During the school year I work part-time with several other computing students for a software engineering professor.  For our first week back, one of the tasks we were given was the take a mercurial repository that was hosted on Google Code and convert it to Git and host it on GitHub.  It was important to retain history as there had been many contributors and almost a thousand commits.

Googling around, I kept seeing one tool being mentioned frequently: Fast-Export.  I found this blog post that explained how to use it to convert a repo and although it was written with a Linux based OS in mind, I thought it’d be simple to do the same tasks in Windows.
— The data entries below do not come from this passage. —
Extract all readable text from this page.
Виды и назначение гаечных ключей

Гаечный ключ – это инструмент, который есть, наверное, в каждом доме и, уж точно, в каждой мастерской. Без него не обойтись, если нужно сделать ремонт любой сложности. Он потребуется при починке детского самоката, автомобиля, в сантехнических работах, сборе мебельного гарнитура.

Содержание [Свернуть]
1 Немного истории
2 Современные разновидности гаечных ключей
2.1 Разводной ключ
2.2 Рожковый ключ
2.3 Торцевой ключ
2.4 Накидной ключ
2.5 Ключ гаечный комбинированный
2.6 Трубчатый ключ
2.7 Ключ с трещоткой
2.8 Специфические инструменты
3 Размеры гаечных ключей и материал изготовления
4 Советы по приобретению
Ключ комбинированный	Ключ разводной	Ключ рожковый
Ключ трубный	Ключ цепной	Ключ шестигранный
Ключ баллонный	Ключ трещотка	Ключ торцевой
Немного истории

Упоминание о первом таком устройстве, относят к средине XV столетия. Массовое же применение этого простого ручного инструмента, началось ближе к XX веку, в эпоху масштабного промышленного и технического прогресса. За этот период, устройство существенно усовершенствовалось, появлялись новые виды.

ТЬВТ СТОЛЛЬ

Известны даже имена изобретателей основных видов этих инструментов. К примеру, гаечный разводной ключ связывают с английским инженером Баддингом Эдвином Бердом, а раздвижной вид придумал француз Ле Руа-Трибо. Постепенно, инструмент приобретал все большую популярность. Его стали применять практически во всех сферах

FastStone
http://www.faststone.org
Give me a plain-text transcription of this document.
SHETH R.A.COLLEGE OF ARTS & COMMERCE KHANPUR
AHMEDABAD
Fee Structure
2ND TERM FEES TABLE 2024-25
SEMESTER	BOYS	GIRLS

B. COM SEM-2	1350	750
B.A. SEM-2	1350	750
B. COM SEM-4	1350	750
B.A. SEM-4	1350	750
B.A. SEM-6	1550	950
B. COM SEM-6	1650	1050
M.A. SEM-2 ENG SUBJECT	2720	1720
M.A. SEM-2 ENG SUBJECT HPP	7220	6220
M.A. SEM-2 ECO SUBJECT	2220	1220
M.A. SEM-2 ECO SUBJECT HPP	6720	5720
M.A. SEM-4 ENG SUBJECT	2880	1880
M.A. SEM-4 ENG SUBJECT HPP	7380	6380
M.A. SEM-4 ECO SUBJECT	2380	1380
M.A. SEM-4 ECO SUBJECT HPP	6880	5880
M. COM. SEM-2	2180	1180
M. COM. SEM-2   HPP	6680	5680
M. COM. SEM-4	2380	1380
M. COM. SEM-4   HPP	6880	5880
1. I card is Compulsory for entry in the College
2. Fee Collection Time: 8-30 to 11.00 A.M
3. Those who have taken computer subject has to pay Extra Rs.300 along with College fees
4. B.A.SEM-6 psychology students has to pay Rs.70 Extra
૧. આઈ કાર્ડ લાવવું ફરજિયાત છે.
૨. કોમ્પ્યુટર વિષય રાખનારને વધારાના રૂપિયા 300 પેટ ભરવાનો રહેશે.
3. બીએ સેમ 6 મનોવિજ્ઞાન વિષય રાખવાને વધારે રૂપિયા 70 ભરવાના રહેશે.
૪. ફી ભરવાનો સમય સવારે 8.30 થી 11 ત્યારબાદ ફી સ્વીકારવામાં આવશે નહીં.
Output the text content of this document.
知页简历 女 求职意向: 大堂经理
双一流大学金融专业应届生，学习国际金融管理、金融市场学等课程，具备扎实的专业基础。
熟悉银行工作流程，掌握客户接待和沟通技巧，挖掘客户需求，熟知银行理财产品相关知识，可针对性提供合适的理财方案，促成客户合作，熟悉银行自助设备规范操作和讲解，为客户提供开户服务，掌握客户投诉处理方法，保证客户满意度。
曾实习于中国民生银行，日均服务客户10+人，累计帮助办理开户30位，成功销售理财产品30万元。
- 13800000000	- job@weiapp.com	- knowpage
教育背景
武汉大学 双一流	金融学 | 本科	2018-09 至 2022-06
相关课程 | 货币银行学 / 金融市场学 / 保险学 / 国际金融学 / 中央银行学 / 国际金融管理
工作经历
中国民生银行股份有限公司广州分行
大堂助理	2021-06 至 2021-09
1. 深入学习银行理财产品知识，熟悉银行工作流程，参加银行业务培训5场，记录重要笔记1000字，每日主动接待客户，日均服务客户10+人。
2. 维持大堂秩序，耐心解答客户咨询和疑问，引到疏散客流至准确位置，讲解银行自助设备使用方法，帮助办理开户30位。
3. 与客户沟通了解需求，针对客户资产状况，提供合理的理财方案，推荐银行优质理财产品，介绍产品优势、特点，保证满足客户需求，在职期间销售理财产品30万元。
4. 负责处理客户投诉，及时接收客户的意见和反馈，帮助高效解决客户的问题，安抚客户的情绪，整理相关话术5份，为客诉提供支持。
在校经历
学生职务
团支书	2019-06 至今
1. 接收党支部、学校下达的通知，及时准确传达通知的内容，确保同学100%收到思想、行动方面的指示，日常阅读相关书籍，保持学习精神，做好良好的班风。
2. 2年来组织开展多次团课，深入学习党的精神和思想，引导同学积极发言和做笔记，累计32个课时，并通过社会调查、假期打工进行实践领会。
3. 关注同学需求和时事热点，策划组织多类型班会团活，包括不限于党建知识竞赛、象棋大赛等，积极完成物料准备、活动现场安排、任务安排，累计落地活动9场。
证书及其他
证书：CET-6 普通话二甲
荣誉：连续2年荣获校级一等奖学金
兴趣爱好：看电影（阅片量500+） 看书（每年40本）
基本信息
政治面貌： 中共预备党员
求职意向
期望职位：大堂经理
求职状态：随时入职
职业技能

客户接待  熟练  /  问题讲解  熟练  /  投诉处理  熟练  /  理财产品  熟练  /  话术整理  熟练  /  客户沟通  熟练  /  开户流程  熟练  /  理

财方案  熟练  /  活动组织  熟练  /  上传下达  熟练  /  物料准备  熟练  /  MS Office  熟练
I quickly began running into problems though.  While I had TortoiseHG installed as well as a version of Python and Git, I began getting errors related to Python and Mercurial not being found.  Googling led me to this blog post where someone successfully used the tool on Windows. It seemed that I had to install a specific version of Python and “Mercurial for Python” which I guess was not installed with TortoiseHG.  I followed the steps on the blog, and when I tried to run the script it seemed that there were errors popping up in the code.

At this point I was frustrated, and I came upon a blog post of someone else who was frustrated…although significantly more so than I. I’ll be honest, the post made me laugh and I felt like I could relate a bit.  But at the same time I knew that the tool must actually work, because tons of people were praising it and recommending it. So I continued my hunt which led me finally to this Stack Overflow post about using Fast-Export on Windows.  The top rated comment said to install Cygwin and I was hesitant. I had been following the commands people said to use online, just performing the actions using a GUI. In theory, switching to Cygwin shouldn’t change anything.  I decided to give it a shot though.  I uninstalled Python and Mercurial since the post said I should get them with Cygwin, and then I followed the instructions for downloading.

Lo and behold, after downloading Cygwin with Python and Mercurial, and running the Fast-Export tool, I had a successfully converted repository. The only issue being that the author information is a bit off since some of the developers did not use the same e-mail that they are now using on GitHub, but a helpful member of the rit-foss irc channel on freenode directed me to this which explains how to retroactively update the author information.

There are a couple of things I took away from this experience. First of all, I believe the problems I was experiencing were likely due to not having the same exact setup of Python and Mercurial that developers using Linux distributions had.  I think Cygwin fixed this some how.

I think Fast-Export and other open source tools are really useful, but I also think that many of them are developed without much consideration of other operating systems, like Windows.  Which is fair, if someone is doing something out of the goodness of their heart no one has the right to say “Screw you, you have to make this work for me too!”.  But I do feel like it’d be beneficial to start including more instructions of how to use these tools with Windows, or how developers using Windows can work on the project.  I hope that does not come off as entitled, but I really think it’d help a lot of people who find operating systems to be a barrier of entry for open source.

Anyway, that is why I wanted to document my experience.  I hope this blog post can help anyone else who is having trouble getting this tool to work for them.